To do this, he says, the team has to “grow up fungi individually, isolate DNA and sequence the DNA. Take the DNA and analyze it for biosynthetic gene clusters; an instruction set to make a natural product.”
Verdine blends multiple roles in biotech: Professor, venture partner at WuXi Healthcare Ventures — which seeded this new startup — and now a double CEO, with his dual role running Fog Pharma made easier by having both companies housed in the same building in Cambridge, MA.
Over the years Verdine has been one of the most prolific startup artists in the business, a go-to figure in the industry who’s helped kick a slate of biotechs into existence, ranging from Enanta to Tokai, Aileron and Warp Drive Bio, which he also helmed for a time.
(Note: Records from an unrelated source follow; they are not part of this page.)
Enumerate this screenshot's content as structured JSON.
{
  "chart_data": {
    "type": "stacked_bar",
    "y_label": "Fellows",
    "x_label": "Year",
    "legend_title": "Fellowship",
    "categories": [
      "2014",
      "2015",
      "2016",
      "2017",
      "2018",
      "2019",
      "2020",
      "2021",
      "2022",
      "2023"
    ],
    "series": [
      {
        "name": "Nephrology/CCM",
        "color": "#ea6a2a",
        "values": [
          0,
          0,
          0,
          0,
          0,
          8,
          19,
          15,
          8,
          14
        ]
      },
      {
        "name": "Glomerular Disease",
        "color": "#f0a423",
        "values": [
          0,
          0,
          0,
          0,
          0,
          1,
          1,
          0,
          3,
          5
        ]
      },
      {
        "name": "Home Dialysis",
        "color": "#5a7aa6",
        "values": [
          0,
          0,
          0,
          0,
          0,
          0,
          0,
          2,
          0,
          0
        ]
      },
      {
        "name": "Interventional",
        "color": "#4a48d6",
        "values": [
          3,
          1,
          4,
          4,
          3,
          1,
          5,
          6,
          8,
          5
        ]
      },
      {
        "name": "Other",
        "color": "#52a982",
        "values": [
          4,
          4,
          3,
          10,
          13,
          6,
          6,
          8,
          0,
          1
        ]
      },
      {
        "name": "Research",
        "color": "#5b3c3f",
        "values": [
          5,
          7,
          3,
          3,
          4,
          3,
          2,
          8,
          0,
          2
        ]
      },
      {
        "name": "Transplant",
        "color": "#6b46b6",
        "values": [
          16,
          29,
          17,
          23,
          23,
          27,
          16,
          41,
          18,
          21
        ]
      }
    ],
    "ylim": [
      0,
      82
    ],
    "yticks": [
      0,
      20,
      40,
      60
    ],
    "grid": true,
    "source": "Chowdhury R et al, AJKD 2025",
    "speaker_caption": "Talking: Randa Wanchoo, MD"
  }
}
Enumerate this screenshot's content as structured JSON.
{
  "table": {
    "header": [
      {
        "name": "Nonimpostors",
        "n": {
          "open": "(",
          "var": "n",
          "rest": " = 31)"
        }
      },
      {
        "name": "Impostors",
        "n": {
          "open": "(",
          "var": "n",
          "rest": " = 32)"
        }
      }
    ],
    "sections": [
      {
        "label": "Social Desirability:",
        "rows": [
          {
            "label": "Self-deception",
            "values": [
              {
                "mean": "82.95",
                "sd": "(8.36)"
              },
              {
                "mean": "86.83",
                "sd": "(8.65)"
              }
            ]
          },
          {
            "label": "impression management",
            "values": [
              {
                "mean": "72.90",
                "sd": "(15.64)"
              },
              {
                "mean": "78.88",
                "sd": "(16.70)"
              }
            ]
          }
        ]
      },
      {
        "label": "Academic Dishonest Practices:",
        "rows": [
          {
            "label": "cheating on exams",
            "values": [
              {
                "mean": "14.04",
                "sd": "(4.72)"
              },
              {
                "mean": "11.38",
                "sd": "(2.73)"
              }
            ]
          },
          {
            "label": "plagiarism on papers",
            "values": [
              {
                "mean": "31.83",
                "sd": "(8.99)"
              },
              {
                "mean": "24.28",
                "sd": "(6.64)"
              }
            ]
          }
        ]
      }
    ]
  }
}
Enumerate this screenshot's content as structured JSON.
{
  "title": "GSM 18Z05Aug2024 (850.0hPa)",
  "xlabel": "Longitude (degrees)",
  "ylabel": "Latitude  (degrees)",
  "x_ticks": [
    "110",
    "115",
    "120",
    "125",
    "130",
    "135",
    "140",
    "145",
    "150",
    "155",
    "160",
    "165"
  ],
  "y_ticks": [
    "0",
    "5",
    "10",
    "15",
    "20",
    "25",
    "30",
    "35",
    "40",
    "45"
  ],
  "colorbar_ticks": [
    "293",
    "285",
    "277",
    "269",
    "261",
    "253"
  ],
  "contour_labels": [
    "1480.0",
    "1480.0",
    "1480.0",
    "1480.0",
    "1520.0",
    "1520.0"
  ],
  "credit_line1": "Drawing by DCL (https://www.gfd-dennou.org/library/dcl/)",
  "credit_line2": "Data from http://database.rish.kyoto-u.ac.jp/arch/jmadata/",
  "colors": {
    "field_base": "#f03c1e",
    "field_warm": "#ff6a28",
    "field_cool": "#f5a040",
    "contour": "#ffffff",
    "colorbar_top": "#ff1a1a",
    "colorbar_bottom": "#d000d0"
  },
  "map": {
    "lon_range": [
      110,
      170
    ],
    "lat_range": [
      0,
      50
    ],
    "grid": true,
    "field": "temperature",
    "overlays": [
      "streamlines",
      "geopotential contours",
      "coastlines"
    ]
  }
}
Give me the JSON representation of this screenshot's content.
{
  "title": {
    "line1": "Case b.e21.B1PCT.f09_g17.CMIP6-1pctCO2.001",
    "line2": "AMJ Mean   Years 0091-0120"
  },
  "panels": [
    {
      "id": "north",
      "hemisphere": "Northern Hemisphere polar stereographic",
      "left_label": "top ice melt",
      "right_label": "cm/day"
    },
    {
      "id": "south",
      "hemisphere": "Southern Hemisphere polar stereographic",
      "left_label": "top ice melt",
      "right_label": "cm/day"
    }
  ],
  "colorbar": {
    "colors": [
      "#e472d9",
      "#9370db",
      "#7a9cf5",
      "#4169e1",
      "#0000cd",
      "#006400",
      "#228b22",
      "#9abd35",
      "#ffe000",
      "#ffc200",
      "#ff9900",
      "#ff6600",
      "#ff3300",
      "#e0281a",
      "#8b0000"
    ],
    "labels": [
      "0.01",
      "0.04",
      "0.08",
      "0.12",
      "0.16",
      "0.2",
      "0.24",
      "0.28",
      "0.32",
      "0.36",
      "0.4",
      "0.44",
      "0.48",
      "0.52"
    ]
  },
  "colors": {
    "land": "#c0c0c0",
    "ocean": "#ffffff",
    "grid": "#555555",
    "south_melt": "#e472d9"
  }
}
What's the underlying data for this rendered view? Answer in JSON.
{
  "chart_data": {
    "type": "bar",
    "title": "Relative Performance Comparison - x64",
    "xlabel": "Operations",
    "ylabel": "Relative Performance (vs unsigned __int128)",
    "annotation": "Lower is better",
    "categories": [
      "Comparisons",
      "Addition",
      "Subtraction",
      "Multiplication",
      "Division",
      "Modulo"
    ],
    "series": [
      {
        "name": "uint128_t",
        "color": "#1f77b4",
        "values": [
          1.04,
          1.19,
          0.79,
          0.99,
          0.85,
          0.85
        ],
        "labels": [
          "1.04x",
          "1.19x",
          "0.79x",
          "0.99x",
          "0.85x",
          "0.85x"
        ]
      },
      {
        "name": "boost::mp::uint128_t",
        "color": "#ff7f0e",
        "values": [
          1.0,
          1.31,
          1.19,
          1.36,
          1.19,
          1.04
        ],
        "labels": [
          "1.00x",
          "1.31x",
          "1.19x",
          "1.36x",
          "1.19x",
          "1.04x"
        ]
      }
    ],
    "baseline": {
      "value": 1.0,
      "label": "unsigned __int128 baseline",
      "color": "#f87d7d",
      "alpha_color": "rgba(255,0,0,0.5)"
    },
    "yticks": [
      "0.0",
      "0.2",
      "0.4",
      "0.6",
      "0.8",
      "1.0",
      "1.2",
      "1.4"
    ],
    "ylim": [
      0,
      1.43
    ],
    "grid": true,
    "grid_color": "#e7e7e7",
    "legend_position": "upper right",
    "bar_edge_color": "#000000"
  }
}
Right now the team at LifeMine is made up of a dozen scientists and five DNA specialists, where they are focusing on programs and targets for the pipeline as they build the platform along the way. By mid-2019, Verdine expects the crew to expand to about 40 staffers.
It’s still early days, though.
“We’ve left ourselves 3.5 years to enter the clinic,” says Verdine.
That requires some very patient money, which Verdine lined up from WuXi Healthcare Ventures with a syndicate that includes Foresite Capital, Google Ventures (or GV, with Krishna Yeshwant joining the board), Arch Venture Partners, Boyu Capital, Blue Pool Capital, MRL Ventures Fund, and Alexandria Venture Investments.
Those blue chip VC names are mixing with some money out of two prominent Chinese investors, aside from the transpacific WuXi operation: Boyu — an influential private equity group led by co-founder and partner Sean Tong — and Blue Pool.
At this stage of his life, Verdine is positioned at exactly the right place, and exactly the right time, for a pricey space shot into the biotech universe. The stars have aligned — again.